The 20-year old Wiehe records as Concrete Jumpers – or, rather, recorded. His new album Dear Madison is his last under that name. It’s a breakup album filled with heart-on-sleeve emotion and sometimes devastatingly personal lyrics. So…emo.
The opening song “Ghosts” sets the mood:
Dear drugs that I took, the ones that shook
Me awake and wouldn’t let me forget
That before I am dead, I’ll rid myself of regret,
My guilt and my fear will die first
Dear love that I had, wasted on someone that
Didn’t bother to tell me their intent
Why’d I believe so easily that there was a you and me
In this rocky fucking place I call home?
I don’t know
I guess I’ll never know
We’ll never know
“These songs almost all come from conversations I had with my roommate after I broke up with my ex,” Wiehe says. “The last song title [“I Heard My Roommate Say”] is a direct reference to that.”

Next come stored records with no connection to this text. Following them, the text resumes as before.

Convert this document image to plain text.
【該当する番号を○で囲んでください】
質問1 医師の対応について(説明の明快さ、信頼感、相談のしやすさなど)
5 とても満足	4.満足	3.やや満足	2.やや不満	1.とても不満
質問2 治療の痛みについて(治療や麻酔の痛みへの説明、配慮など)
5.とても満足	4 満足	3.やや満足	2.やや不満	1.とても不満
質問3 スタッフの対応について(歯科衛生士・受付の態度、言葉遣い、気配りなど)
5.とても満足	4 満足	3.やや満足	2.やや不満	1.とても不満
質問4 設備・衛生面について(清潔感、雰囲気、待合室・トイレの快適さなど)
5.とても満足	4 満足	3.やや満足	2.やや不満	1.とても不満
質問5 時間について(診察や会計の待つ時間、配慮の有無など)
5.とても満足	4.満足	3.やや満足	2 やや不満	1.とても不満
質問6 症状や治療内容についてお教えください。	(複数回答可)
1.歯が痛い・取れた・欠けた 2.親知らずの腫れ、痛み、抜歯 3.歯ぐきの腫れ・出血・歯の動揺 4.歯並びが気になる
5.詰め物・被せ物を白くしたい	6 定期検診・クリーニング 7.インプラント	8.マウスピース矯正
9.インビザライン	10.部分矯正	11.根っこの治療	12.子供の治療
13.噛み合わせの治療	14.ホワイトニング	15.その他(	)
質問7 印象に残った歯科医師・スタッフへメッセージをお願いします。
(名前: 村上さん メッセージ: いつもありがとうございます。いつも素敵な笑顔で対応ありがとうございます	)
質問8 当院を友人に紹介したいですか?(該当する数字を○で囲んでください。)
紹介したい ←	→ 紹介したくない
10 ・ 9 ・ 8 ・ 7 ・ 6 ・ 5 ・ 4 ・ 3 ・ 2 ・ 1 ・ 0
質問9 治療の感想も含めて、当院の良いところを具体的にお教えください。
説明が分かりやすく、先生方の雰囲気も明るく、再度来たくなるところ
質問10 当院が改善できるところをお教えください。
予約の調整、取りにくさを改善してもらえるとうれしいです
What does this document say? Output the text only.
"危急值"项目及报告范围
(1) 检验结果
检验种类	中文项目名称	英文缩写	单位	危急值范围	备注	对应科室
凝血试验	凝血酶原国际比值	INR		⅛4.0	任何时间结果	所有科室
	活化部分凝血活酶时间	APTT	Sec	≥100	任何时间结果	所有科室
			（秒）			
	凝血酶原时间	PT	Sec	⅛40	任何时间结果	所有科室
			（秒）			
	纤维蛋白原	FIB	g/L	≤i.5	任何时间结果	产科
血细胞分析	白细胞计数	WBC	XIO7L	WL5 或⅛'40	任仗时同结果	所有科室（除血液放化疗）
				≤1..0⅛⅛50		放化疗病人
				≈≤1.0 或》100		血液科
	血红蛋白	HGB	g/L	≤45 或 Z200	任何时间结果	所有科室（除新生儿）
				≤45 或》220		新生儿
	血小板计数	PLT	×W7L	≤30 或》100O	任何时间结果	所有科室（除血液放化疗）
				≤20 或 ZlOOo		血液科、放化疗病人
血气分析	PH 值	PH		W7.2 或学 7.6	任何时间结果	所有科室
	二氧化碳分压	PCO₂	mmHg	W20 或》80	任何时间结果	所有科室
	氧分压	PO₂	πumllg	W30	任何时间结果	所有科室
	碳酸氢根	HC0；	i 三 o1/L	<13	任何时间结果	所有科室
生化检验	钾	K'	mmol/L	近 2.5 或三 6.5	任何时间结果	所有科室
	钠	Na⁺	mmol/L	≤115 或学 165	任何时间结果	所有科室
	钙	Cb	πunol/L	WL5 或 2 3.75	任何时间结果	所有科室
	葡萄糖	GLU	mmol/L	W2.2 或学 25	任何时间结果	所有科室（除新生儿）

The music is spare and to-the-point, acoustic guitar power chords and the occasional harmony. True to the emo genre, it’s lyrics-first music, but deceptively catchy. A song like “Cornwallis and Kerley” (the title is a Stranger Things reference) gives tough lyrics the sort of melodic hook one could imagine teen crowds singing along to: “I’m honest, I promise / I’m a loose end, I’m a comma / I’m a run-on sentence here without you.”
Concrete Jumpers came to a natural end with Dear Madison, Wiehe says, since his first album under the name (2015’s Balance) was about this same relationship beginning. And though Dear Madison has some tough moments, he ends the album – and the project – on a hopeful note.
“The first few songs were the first I wrote after the breakup,” he says. “It starts with me lamenting the breakup on ‘Ghosts’. Then I deal with issues of family, missing my ex, and by the end, new love and love for myself. The album ends with a song about hope and the future. The album is essentially about me learning to love myself before loving someone else.”
Listen to and download Dear Madison below. Though Concrete Jumpers is no more, Wiehe will continue making music under other names in the future. It may not be emo, but it will undoubtedly be emotional.